When using the corpus pipeline you configure your Makefile to match your XML format, and tell it what elements and attributes to parse. The variables used for this are the following:
xml_elements
xml_annotations
In xml_elements
you list (in lowercase, separated by whitespace) the elements of interest, optionally with their attributes (on the form element:attribute
).
xml_annotations
is a list of the same size, with every item corresponding to an item in xml_elements
. This list contains the names of
the annotation files that will be created during parsing. For example:
xml_elements = text:title text:author s
xml_annotations = text.title text.author sentence
The above will parse elements such as <text title="X" author="Y">
and save title and author as separate annotations. It will also parse the
attribute <s>
, not saving any attribute data but only the boundaries of the element, marking the beginning and end of every sentence (provided
that our example text has sentence segmentation marked with <s>
tags).
In this way you can use existing annotations of a material during the import, rather than letting the pipeline create new annotations for you.
By saving the <s>
element as the annotation named sentence
, the pipeline will not try to create that annotation itself. There are several
hardcoded annotation names, all of which can be overridden like sentence
above:
Positional: token.pos, token.msd, token.baseform, token.lemgram, token.saldo, token.prefix, token.suffix
Structural: token, sentence, paragraph
For positional annotations (annotations for single tokens), use the prefix "token." as shown above.

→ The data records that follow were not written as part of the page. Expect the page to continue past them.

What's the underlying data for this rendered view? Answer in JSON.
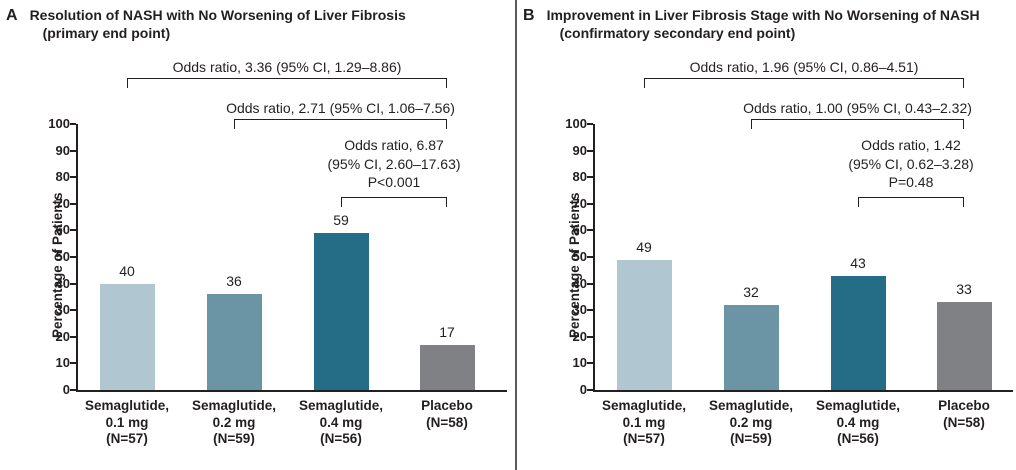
{
  "figure": {
    "background": "#ffffff",
    "divider_color": "#58595b",
    "text_color": "#231f20"
  },
  "chart_data": [
    {
      "type": "bar",
      "panel": "A",
      "title": "Resolution of NASH with No Worsening of Liver Fibrosis",
      "subtitle": "(primary end point)",
      "ylabel": "Percentage of Patients",
      "ylim": [
        0,
        100
      ],
      "y_ticks": [
        100,
        90,
        80,
        70,
        60,
        50,
        40,
        30,
        20,
        10,
        0
      ],
      "grid": "off",
      "categories": [
        {
          "lines": [
            "Semaglutide,",
            "0.1 mg",
            "(N=57)"
          ]
        },
        {
          "lines": [
            "Semaglutide,",
            "0.2 mg",
            "(N=59)"
          ]
        },
        {
          "lines": [
            "Semaglutide,",
            "0.4 mg",
            "(N=56)"
          ]
        },
        {
          "lines": [
            "Placebo",
            "(N=58)"
          ]
        }
      ],
      "values": [
        40,
        36,
        59,
        17
      ],
      "bar_colors": [
        "#b0c6d0",
        "#6b94a4",
        "#256c87",
        "#7f8184"
      ],
      "annotations": [
        {
          "lines": [
            "Odds ratio, 3.36 (95% CI, 1.29–8.86)"
          ],
          "from": 0,
          "to": 3
        },
        {
          "lines": [
            "Odds ratio, 2.71 (95% CI, 1.06–7.56)"
          ],
          "from": 1,
          "to": 3
        },
        {
          "lines": [
            "Odds ratio, 6.87",
            "(95% CI, 2.60–17.63)",
            "P<0.001"
          ],
          "from": 2,
          "to": 3
        }
      ]
    },
    {
      "type": "bar",
      "panel": "B",
      "title": "Improvement in Liver Fibrosis Stage with No Worsening of NASH",
      "subtitle": "(confirmatory secondary end point)",
      "ylabel": "Percentage of Patients",
      "ylim": [
        0,
        100
      ],
      "y_ticks": [
        100,
        90,
        80,
        70,
        60,
        50,
        40,
        30,
        20,
        10,
        0
      ],
      "grid": "off",
      "categories": [
        {
          "lines": [
            "Semaglutide,",
            "0.1 mg",
            "(N=57)"
          ]
        },
        {
          "lines": [
            "Semaglutide,",
            "0.2 mg",
            "(N=59)"
          ]
        },
        {
          "lines": [
            "Semaglutide,",
            "0.4 mg",
            "(N=56)"
          ]
        },
        {
          "lines": [
            "Placebo",
            "(N=58)"
          ]
        }
      ],
      "values": [
        49,
        32,
        43,
        33
      ],
      "bar_colors": [
        "#b0c6d0",
        "#6b94a4",
        "#256c87",
        "#7f8184"
      ],
      "annotations": [
        {
          "lines": [
            "Odds ratio, 1.96 (95% CI, 0.86–4.51)"
          ],
          "from": 0,
          "to": 3
        },
        {
          "lines": [
            "Odds ratio, 1.00 (95% CI, 0.43–2.32)"
          ],
          "from": 1,
          "to": 3
        },
        {
          "lines": [
            "Odds ratio, 1.42",
            "(95% CI, 0.62–3.28)",
            "P=0.48"
          ],
          "from": 2,
          "to": 3
        }
      ]
    }
  ]
}
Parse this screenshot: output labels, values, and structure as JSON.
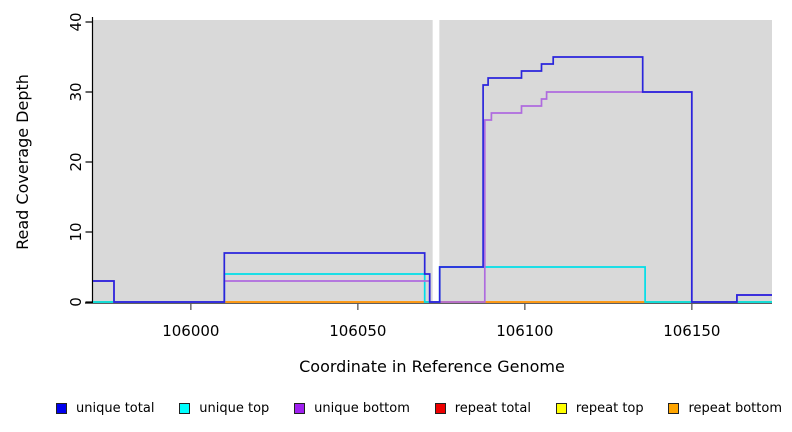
{
  "chart_data": {
    "type": "line",
    "style": "step",
    "title": "",
    "xlabel": "Coordinate in Reference Genome",
    "ylabel": "Read Coverage Depth",
    "xlim": [
      105970.7,
      106174
    ],
    "ylim": [
      0,
      40
    ],
    "xticks": [
      106000,
      106050,
      106100,
      106150
    ],
    "yticks": [
      0,
      10,
      20,
      30,
      40
    ],
    "grid": false,
    "plot_background": "#D9D9D9",
    "gap_band": {
      "x0": 106072.4,
      "x1": 106074.4,
      "color": "#FFFFFF"
    },
    "legend_position": "bottom",
    "series": [
      {
        "name": "unique total",
        "color": "#2A25DC",
        "legend_color": "#0000EE",
        "points": [
          [
            105970.7,
            3
          ],
          [
            105977,
            0
          ],
          [
            106010,
            7
          ],
          [
            106070,
            4
          ],
          [
            106071.5,
            0
          ],
          [
            106074.5,
            5
          ],
          [
            106087.5,
            31
          ],
          [
            106089,
            32
          ],
          [
            106099,
            33
          ],
          [
            106105,
            34
          ],
          [
            106108.5,
            35
          ],
          [
            106135.3,
            30
          ],
          [
            106150,
            0
          ],
          [
            106163.5,
            1
          ],
          [
            106174,
            1
          ]
        ]
      },
      {
        "name": "unique top",
        "color": "#00DEE8",
        "legend_color": "#00FFFF",
        "points": [
          [
            105970.7,
            0
          ],
          [
            106010,
            4
          ],
          [
            106070,
            0
          ],
          [
            106074.5,
            5
          ],
          [
            106136,
            0
          ],
          [
            106174,
            0
          ]
        ]
      },
      {
        "name": "unique bottom",
        "color": "#AE6BDE",
        "legend_color": "#A020F0",
        "points": [
          [
            105970.7,
            3
          ],
          [
            105977,
            0
          ],
          [
            106010,
            3
          ],
          [
            106071.5,
            0
          ],
          [
            106088,
            26
          ],
          [
            106090,
            27
          ],
          [
            106099,
            28
          ],
          [
            106105,
            29
          ],
          [
            106106.5,
            30
          ],
          [
            106150,
            0
          ],
          [
            106163.5,
            1
          ],
          [
            106174,
            1
          ]
        ]
      },
      {
        "name": "repeat total",
        "color": "#DC2A2A",
        "legend_color": "#EE0000",
        "points": [
          [
            105970.7,
            0
          ],
          [
            106174,
            0
          ]
        ]
      },
      {
        "name": "repeat top",
        "color": "#E8E82A",
        "legend_color": "#FFFF00",
        "points": [
          [
            105970.7,
            0
          ],
          [
            106174,
            0
          ]
        ]
      },
      {
        "name": "repeat bottom",
        "color": "#FF9514",
        "legend_color": "#FFA500",
        "points": [
          [
            106010,
            0
          ],
          [
            106136,
            0
          ]
        ]
      }
    ],
    "overlap_artifact_color": "#7CE07C"
  }
}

You can combine several elements into one annotation, if for example sentence segmentation is marked up with <s>
in some places and <x>
in some.
Combining them is done by simply joining both elements with a "+":
xml_elements = s+x
xml_annotations = sentence
For files containing headers like in the previously shown example, three variables has to be set in the Makefile:
xml_header
xml_headers
xml_header_annotations
The first one should be set to the name of the header element, in lowercase. This tells the parser that this element is a header, and none of its text content will be part of the corpus text.
xml_header = header
Alternatively you can give the full path to the header, joining elements by ".":
xml_header = text.header
The second and third variable is similar to the xml_elements
/xml_annotations
pair. The first one is a list of headers to parse,
and the second a list of corresponding annotation files that will be created:
xml_headers
xml_header_annotations
xml_headers
must contain the full path to the element in question, in lowercase. As with xml_elements
you can specify attributes using a colon, but it is
also possible to parse the text contained by the element, by using the keyword "TEXT" instead of an attribute:
xml_headers = text.header.title:TEXT
xml_header_annotations = text.title
Any periods in element names have to be escaped using backslash.
The following is an example input file, with existing sentence segmentation and tokenization. Every token is annotated with its baseform.
<text title="Test">
<s>
<w bf="it">It</w>
<w bf="be">was</w>
<w bf="an">an</w>
<w bf="elephant">elephant</w>
<w bf=".">.</w>
</s>
</text>
The configuration of the Makefile will look like this:
xml_elements = text:title s w w:bf
xml_annotations = text.title sentence token token.baseform